Беседуем про дела галереи и семью Марти. Довольное урчание Бонда действует крайне успокаивающе.
– Глитц, это не навсегда так, правда? – спрашиваю я за ужином.
– Нет. Ты научишься справляться лучше.
– Справляться лучше?
Он откладывает вилку.
– Забыть такое невозможно, просто привыкаешь.
– Вы кого-то потеряли.
Теперь он отодвигает тарелку.
– Роуз. Мою дочь.
– Простите. Я даже не подозревала, – сочувственно говорю я.
Глитц вновь наливает себе белого вина.
– А откуда тебе это было знать. Я винил себя годами. Роуз была глубоко несчастна в браке. Однажды вечером она позвонила, попросила меня приехать. Я тогда уже успел напиться джина, никак не мог сесть за руль, поэтому ответил, что приеду с утра. А Диане, тогдашней жене, сказал, что все в порядке. Роуз умерла от передозировки. По сей день не знаю, сделала она это намеренно или случайно.
Глитц снимает очки в черной оправе и трет глаза.
– Диана от меня ушла, я потерял работу в Сити. Хотелось только страдать и винить себя.
– Вы не виноваты. Правда. – Я наконец поднимаю на него взгляд, думая, что другой человек не раскроется по-настоящему, пока мы сами не покажем ему свою уязвимую сторону.
– Я должен был понять по ее голосу, что случилась беда, и прыгнуть в такси.
– Ох, Глитц… И как вы это пережили?
– Марти. Тогда просто добрая знакомая. Она вынесла дверь моей квартиры – запущенной до невозможности – и заявила, что забирает меня, плевать, хочу я того или нет. Смелая девчонка… или глупая, – добавляет он с кривой усмешкой.
Сворачиваю салфетку пополам, потом еще раз.
– Даже не знаю, что сказать.
Глитц меня не слышит. Он снова с Роуз.
– Она все еще мне снится. На качелях, я подталкиваю ее, а она просит «Папочка! Выше!». В детстве она любила надевать свои цветастые трусики на голову, делала вид, что это шарфы, как у ее матери. – Мы смеемся. – И украшения любила. Наряжалась в жемчуга Дианы, надевала туфли и шла выгуливать собаку. Мой лучик солнца… Ты многим ее мне напоминаешь.
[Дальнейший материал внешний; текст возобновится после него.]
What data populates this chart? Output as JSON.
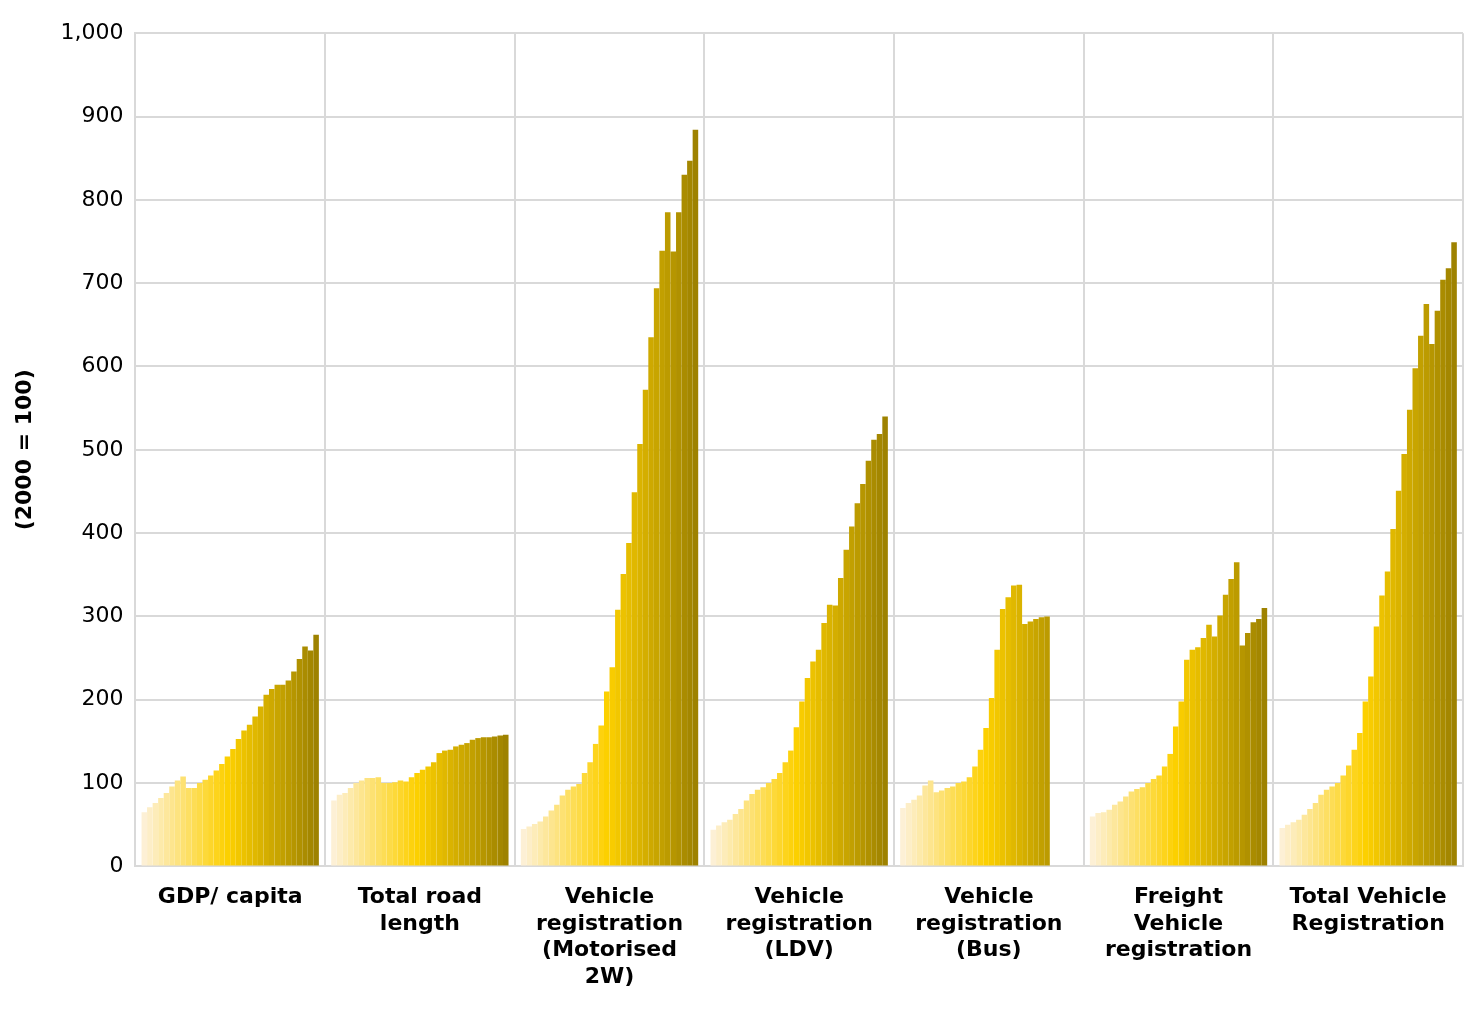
{
  "chart_data": {
    "type": "bar",
    "ylabel": "(2000 = 100)",
    "categories": [
      "GDP/ capita",
      "Total road length",
      "Vehicle registration (Motorised 2W)",
      "Vehicle registration (LDV)",
      "Vehicle registration (Bus)",
      "Freight Vehicle registration",
      "Total Vehicle Registration"
    ],
    "ylim": [
      0,
      1000
    ],
    "yticks": [
      0,
      100,
      200,
      300,
      400,
      500,
      600,
      700,
      800,
      900,
      {
        "value": 1000,
        "label": "1,000"
      }
    ],
    "grid": true,
    "legend": false,
    "series": [
      {
        "color": "#fdf0d5",
        "values": [
          65,
          79,
          45,
          44,
          70,
          60,
          46
        ]
      },
      {
        "color": "#fdeec7",
        "values": [
          71,
          86,
          48,
          49,
          76,
          64,
          50
        ]
      },
      {
        "color": "#fdecb9",
        "values": [
          76,
          88,
          51,
          53,
          80,
          65,
          53
        ]
      },
      {
        "color": "#fdeaaa",
        "values": [
          82,
          94,
          54,
          56,
          85,
          68,
          56
        ]
      },
      {
        "color": "#fde79c",
        "values": [
          88,
          100,
          60,
          63,
          97,
          74,
          62
        ]
      },
      {
        "color": "#fde58e",
        "values": [
          96,
          103,
          67,
          69,
          103,
          78,
          69
        ]
      },
      {
        "color": "#fde380",
        "values": [
          103,
          106,
          74,
          79,
          89,
          84,
          76
        ]
      },
      {
        "color": "#fde172",
        "values": [
          108,
          106,
          85,
          87,
          91,
          90,
          86
        ]
      },
      {
        "color": "#fddf63",
        "values": [
          94,
          107,
          92,
          92,
          94,
          93,
          92
        ]
      },
      {
        "color": "#fddd55",
        "values": [
          94,
          100,
          96,
          95,
          96,
          95,
          96
        ]
      },
      {
        "color": "#fddb47",
        "values": [
          100,
          100,
          99,
          100,
          100,
          100,
          100
        ]
      },
      {
        "color": "#fdd939",
        "values": [
          104,
          101,
          112,
          105,
          102,
          105,
          109
        ]
      },
      {
        "color": "#fdd62b",
        "values": [
          109,
          103,
          125,
          112,
          107,
          109,
          121
        ]
      },
      {
        "color": "#fdd41c",
        "values": [
          115,
          102,
          147,
          125,
          120,
          120,
          140
        ]
      },
      {
        "color": "#fdd20e",
        "values": [
          123,
          107,
          169,
          139,
          140,
          135,
          160
        ]
      },
      {
        "color": "#fcd000",
        "values": [
          132,
          112,
          210,
          167,
          166,
          168,
          198
        ]
      },
      {
        "color": "#f8cc00",
        "values": [
          141,
          116,
          239,
          198,
          202,
          198,
          228
        ]
      },
      {
        "color": "#f2c700",
        "values": [
          153,
          120,
          308,
          226,
          260,
          248,
          288
        ]
      },
      {
        "color": "#ecc200",
        "values": [
          163,
          125,
          351,
          246,
          309,
          260,
          325
        ]
      },
      {
        "color": "#e6bd00",
        "values": [
          170,
          136,
          388,
          260,
          323,
          263,
          354
        ]
      },
      {
        "color": "#e0b800",
        "values": [
          180,
          139,
          449,
          292,
          337,
          274,
          405
        ]
      },
      {
        "color": "#dab300",
        "values": [
          192,
          140,
          507,
          314,
          338,
          290,
          451
        ]
      },
      {
        "color": "#d4ae00",
        "values": [
          206,
          144,
          572,
          313,
          291,
          276,
          495
        ]
      },
      {
        "color": "#cea900",
        "values": [
          213,
          146,
          635,
          346,
          294,
          301,
          548
        ]
      },
      {
        "color": "#c8a500",
        "values": [
          218,
          148,
          694,
          380,
          297,
          326,
          598
        ]
      },
      {
        "color": "#c2a000",
        "values": [
          218,
          152,
          739,
          408,
          299,
          345,
          637
        ]
      },
      {
        "color": "#bc9b00",
        "values": [
          223,
          154,
          785,
          436,
          300,
          365,
          675
        ]
      },
      {
        "color": "#b69600",
        "values": [
          234,
          155,
          738,
          459,
          null,
          265,
          627
        ]
      },
      {
        "color": "#b09100",
        "values": [
          249,
          155,
          785,
          487,
          null,
          280,
          667
        ]
      },
      {
        "color": "#aa8c00",
        "values": [
          264,
          156,
          830,
          512,
          null,
          293,
          704
        ]
      },
      {
        "color": "#a48700",
        "values": [
          259,
          157,
          847,
          519,
          null,
          297,
          718
        ]
      },
      {
        "color": "#9e8200",
        "values": [
          278,
          158,
          884,
          540,
          null,
          310,
          749
        ]
      }
    ]
  }
}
Тем же вечером я звоню домой. Папа отвечает после первого гудка.
– Я в порядке, – заверяю его.
– Это Бекка? – слышу на фоне мамин голос. – Прости меня, – берет она трубку.
– И ты меня, – отзываюсь я со слезами на глазах.
– Думала о твоих словах, – говорит мама.
– Я просто разозлилась.
– Понимаю, почему я занималась Пиппой. В детстве я обожала спорт, но мои родители не могли платить за тренировки…
– Мам, ничего страшного.
– Нет. Я хотела, чтобы у Пиппы появились возможности, которых не было у меня, однако мне следовало поощрять и твои увлечения, особенно искусство. Я не должна была тебя заставлять. Прости меня, пожалуйста. Ты сейчас где?
Говорю, что я у Глитца. Что все в порядке. Я не натворю глупостей и не причиню ребенку вреда.
– Что за день, – шепчу я и рассказываю Олли про маму и Пиппу. – Ты всегда говорил, что между нами слишком много недосказанного. Ну, теперь все раскрылось, как в «Шоу Джерри Спрингера».
Я так и не слышу его голос. Если вернусь в Винчестер, то обязательно отыщу Джима с Нудлом и узнаю, почему Олли перестал со мной разговаривать.